Carrère está medio loco. Es un hombre de contrastes: fue el ateo más ateo de los ateos, luego en una crisis existencial se abrazó a la cruz y se volvió un erudito en la vida de Lucas y san Pablo, después le entró a las meditaciones profundas, al yoga y al zen, y mandó a volar su cristianismo, y terminó haciendo excelentes traducciones al francés de los evangelios.
No es el primero ni el único escritor que pasa por tremendas conversiones; ahí tenemos a Papini.
Su rostro.
La comparación es inevitable, y por eso siempre trato de leer el libro antes de ver la foto del autor. Emmanuel Carrère es idéntico a Xavier López “Chabelo”.
Si le pusieras overol y lo plantaras en un escenario con foquitos de colores, podría despistar a unos cuantos incautos y catafixiarles uno de sus magníficos libros por una horrorosa sala de Muebles Troncoso
Los lectores mexicanos de Carrère sabemos que se parece físicamente a Chabelo y eso resulta espeluznante.
El autor tiene un rostro que aun sector específico le puede causar conflicto. Yo jamás tomaría con seriedad un libro escrito por Chabelo.
Pero Emmanuél Carrère nada tiene que ver con el viejo encarna a un niño tumefacto y ojeroso.
Carrère es uno de los grandes de este tiempo.
Ahora tengo en la mano “Tren Nocturno”, de Martin Amis.
Es una pequeña novela policiaca. ¡De las mejores novelas policiacas que he leído! Las palabras justas, los personajes trabajados quirúrgicamente. Una prosa sin rebuscamientos, siempre alejada de la solemnidad.
El primer libro que leí de Amis fue “Dinero”, y desde ahí supe que era uno de mis cinco escritores favoritos. Adoro sus guarradas y sus personajes decadentes.
La edición que tengo de “Dinero” no trae foto en la segunda de forro, así que primero conocí a Amis por su manera de escribir.
Luego me fui a Google y a Youtube para conocerlo más. Leí críticas sobre su obra y vi entrevistas que le han hecho.
Martin Amis tiene el rostro del perfecto degenerado que tanto me gusta. Es un rubio con dientes postizos y entrado en canas.
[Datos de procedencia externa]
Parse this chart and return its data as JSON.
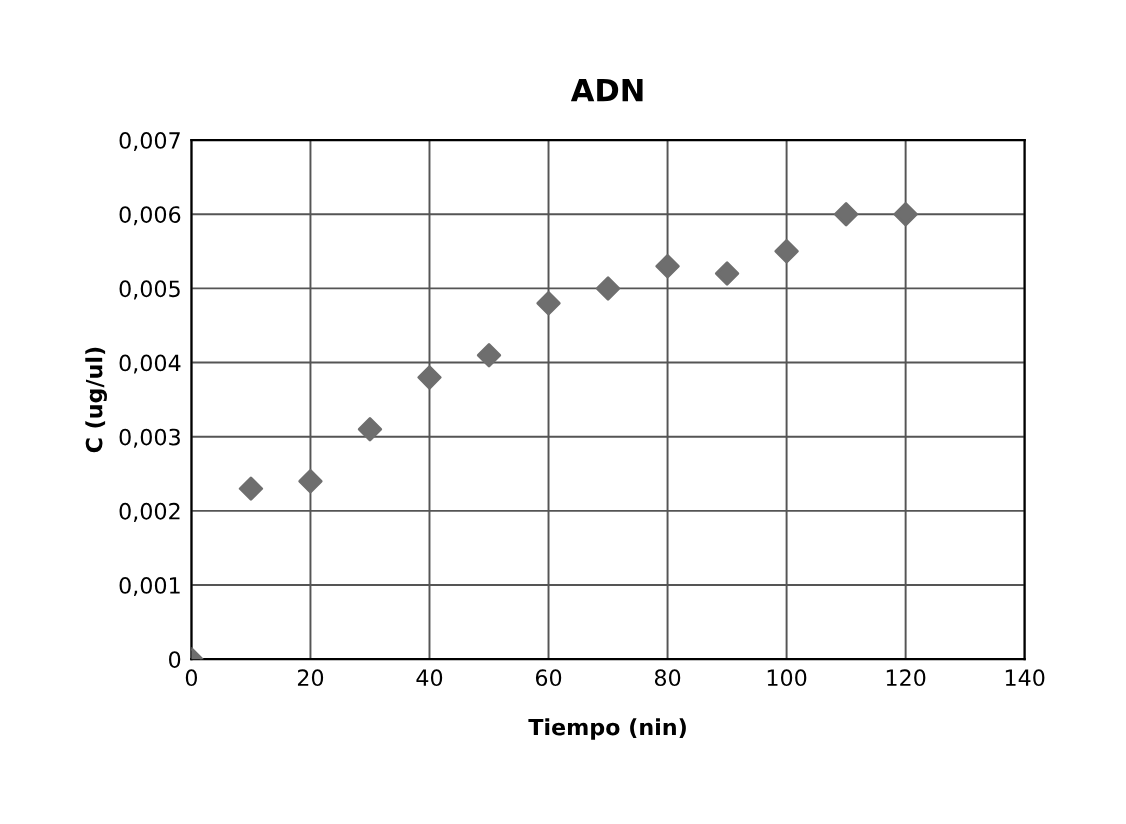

Es un escritor apuesto, pero sobre todo, su rostro es la imagen del “niño bien” que se dio chance de portarse mal.
En “Experiencia”, Amis presenta parte de su biografía y de la evolución en su proceso creativo. Habla de su padre, el escritor Kingsley Amis, de sus mujeres, de sus amantes, de sus primas, de su amistad con Salman Rushdie, Christopher Hitchtens y Julian Barnes.
El libro también contiene las cartas que le enviaba a su padre y a su madrastra, y una buena cantidad de fotos. Hay una que sobresale de entre las demás, y que es, de hecho, la que ilustra la portada: un niño rubio como de 7 años de edad vestido con shorts y camisa blanca. El niño calza unos choclos roídos de la punta y tiene un cigarro encendido entre los labios. Un niño guapo, pero sobre todo, precoz y ladilla. De mirada maliciosa y brazos rechonchos.
Ese es el rostro del pequeño Martin Amis, el que con el tiempo se convertiría en uno de los mejores escritores de su generación.
Por último tomo un libro que acabo de comprar y aún no he leído. Voy a abrirlo en este momento para ver el rostro del autor.
Es un hombre blanco de rasgos durísimos. Si lo viera en la calle juraría que es un psicópata que viene a matarnos a todos. Tiene los ojos más profundos y torvos que he visto. Ojos hundidos y mirada desconcertante.
¿Cómo escribe? ¿Qué tan importante es su obra? ¿Por qué voy a leer este libro?
Sé quién es. Sé la influencia que tuvo sobre la generación Beat. Sé que este libro es amargo y denso.
El autor derrocha desprecio en su mirada y espero encontrar ese mismo desprecio en su prosa.
Sé, por las reseñas que he leído, que es un pro nazi y antisemita. Pero quiero leer “Viaje al fin de la noche” porque el rostro del autor y los comentarios que he oído sobre el libro me inquietan.
Louis- Ferdinand Céline tiene una cara, y no es precisamente una cara confiable. No tiene el rostro de la serenidad.